Com a publicação da estatística da Proteção Civil Regional referente ao primeiro trimestre de 2026, os socialistas não escondem a preocupação com o elevado número de acidentes nos percursos pedestres, realidade que, como alerta a deputada Sílvia Silva, nem com o controlo de acessos e a cobrança de taxas se irá alterar, se o Governo continuar a não implementar as medidas para reduzir os riscos nos trilhos. Refira-se que, enquanto que no primeiro trimestre de 2025 haviam sido registados 41 acidentes, nos primeiros três meses deste ano o número de ocorrências subiu para 50.
A parlamentar lembra, numa nota enviada à redação, que, desde 2022, numa postura proativa e construtiva, o PS apresentou várias propostas de alteração ao Regime Jurídico dos Percursos Pedestres, não só para travar o caos da massificação nas serras da Madeira, mas também para garantir maior segurança no espaço natural, com respostas exequíveis para os problemas identificados, os quais o presidente do Governo, durante muito tempo, considerou “bons problemas”, afirmando inclusivamente que “mais vale ter turistas e acidentes do que não ter turistas”.
De acordo com os dados revelados, só no primeiro mês do ano, já depois da implementação do novo modelo de acessos aos percursos pedestres, registaram-se 17 acidentes, quase o dobro dos registados em janeiro do ano anterior. Contudo, critica a deputada, este número não foi ainda suficiente para o Governo publicar a portaria regional com as normas de conduta e de segurança, prevista desde 2022 no Decreto Legislativo Regional que define as regras para os percursos pedestres recomendados da Madeira.
Conforme dá conta Sílvia Silva, não é o pagamento de taxas – se o dinheiro arrecadado não for devidamente investido em segurança – nem o registo obrigatório numa plataforma que farão diminuir a ocorrência de desaparecimentos, resgastes e salvamentos, se nenhum dos outros requisitos de monitorização e segurança forem cumpridos. “O Governo da Madeira obriga à inscrição, mas não tem nem meios nem capacidade para saber onde e quando é que os utilizadores saíram dos percursos ou, sequer, se saíram”, alerta.

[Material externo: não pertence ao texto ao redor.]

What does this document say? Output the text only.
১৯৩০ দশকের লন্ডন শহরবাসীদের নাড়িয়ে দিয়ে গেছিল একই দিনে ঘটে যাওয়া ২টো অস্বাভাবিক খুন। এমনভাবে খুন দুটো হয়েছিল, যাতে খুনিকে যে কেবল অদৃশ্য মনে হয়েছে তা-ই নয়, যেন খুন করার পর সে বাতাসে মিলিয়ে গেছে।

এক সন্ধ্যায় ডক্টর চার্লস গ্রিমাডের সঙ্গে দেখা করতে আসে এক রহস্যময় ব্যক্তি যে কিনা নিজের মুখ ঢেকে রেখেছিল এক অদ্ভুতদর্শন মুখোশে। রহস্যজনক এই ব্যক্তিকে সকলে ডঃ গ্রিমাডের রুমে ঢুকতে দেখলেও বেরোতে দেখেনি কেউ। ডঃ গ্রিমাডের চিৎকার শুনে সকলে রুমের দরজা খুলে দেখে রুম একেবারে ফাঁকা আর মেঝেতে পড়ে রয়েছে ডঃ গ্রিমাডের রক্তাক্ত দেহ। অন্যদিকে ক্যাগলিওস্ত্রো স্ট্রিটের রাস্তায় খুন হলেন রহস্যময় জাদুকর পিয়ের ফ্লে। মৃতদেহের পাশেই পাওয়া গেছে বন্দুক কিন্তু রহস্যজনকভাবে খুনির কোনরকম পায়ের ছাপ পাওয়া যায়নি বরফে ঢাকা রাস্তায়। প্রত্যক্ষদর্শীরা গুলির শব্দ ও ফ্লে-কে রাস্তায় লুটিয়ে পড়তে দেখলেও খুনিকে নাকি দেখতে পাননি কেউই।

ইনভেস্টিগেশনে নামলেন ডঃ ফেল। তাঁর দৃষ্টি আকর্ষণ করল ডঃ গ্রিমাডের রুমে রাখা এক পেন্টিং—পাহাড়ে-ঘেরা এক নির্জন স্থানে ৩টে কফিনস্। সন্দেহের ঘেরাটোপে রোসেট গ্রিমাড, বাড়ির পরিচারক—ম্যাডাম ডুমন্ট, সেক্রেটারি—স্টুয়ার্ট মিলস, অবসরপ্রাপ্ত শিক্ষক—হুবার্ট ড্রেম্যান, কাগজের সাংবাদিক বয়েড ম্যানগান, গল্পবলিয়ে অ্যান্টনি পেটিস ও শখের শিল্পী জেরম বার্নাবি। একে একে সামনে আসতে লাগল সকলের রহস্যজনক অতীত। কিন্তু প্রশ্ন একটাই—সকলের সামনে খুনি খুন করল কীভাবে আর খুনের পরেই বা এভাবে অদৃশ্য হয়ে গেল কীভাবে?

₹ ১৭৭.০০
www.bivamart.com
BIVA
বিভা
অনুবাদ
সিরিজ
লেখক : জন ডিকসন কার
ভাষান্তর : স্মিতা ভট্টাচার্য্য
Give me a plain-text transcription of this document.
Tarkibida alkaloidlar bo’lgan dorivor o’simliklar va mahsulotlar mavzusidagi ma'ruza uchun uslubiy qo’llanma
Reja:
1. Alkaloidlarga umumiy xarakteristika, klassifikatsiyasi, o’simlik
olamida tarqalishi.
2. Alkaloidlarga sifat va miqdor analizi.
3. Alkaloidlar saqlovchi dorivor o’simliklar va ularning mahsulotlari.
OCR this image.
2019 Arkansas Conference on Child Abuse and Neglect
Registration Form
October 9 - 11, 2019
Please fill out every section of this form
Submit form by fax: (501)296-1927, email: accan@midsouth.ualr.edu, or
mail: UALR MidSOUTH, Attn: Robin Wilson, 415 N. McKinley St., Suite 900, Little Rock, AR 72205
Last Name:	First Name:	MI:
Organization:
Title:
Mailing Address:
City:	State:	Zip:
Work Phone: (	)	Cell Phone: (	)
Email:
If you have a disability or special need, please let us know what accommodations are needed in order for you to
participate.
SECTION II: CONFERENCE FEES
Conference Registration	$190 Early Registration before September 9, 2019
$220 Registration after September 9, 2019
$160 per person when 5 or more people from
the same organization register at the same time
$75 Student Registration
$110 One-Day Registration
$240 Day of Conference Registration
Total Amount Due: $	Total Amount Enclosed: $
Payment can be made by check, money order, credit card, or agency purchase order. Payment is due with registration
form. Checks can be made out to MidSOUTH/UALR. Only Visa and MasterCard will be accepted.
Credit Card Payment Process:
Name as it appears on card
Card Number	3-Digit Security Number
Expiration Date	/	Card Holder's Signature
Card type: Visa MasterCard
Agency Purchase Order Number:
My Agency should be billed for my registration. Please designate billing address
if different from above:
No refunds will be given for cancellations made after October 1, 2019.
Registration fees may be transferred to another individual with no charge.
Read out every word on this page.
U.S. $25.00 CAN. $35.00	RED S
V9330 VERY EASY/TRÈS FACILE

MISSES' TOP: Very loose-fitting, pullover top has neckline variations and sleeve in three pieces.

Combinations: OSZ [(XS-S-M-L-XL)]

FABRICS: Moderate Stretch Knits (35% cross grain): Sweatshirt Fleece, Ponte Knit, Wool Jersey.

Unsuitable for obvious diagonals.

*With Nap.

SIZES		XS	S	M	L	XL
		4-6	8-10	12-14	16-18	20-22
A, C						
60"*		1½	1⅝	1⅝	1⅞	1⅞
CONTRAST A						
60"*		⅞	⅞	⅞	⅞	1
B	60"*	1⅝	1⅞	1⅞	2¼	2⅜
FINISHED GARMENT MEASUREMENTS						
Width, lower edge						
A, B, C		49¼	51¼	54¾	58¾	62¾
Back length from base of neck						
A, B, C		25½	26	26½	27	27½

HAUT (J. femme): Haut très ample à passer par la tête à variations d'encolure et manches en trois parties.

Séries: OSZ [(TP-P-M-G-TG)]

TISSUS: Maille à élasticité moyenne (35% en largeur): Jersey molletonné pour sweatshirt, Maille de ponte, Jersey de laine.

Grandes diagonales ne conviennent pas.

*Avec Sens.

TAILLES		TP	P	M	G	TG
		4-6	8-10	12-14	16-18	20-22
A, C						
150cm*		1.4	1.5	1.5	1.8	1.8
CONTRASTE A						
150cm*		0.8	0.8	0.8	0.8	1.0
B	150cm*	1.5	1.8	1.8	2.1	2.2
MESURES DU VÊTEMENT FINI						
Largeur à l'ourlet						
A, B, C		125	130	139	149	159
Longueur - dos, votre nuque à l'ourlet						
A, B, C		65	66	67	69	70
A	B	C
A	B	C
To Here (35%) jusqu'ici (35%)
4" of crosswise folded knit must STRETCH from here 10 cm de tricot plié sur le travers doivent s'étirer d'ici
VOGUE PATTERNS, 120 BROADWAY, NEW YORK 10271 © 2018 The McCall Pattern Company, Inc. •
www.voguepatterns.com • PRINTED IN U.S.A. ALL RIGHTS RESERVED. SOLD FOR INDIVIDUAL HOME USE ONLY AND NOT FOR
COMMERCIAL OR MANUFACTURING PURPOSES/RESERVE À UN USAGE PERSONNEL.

O PS garante que tem recebido denúncias de alguns agentes de turismo sobre o mau estado dos percursos, situação que ocorre mesmo após a cobrança de taxas e das reclamações que têm de ouvir dos seus clientes. Dizem ainda que muitos utilizadores, quando veem o mau estado de alguns passadiços, optam por andar à margem dos trajetos e é, frequentemente, nessas situações que ocorrem os incidentes. “É geralmente quando tentam evitar obstáculos ou buracos que acontecem as quedas”, referem.
Para a deputada, se isto já era inaceitável antes, é mais grave quando as pessoas pagam e esperam por condições que não encontram. “Nesse caso, de quem é a responsabilidade? Até quando vamos permitir que o Governo sacuda do capote toda a água que tem metido nesta matéria?”, questiona.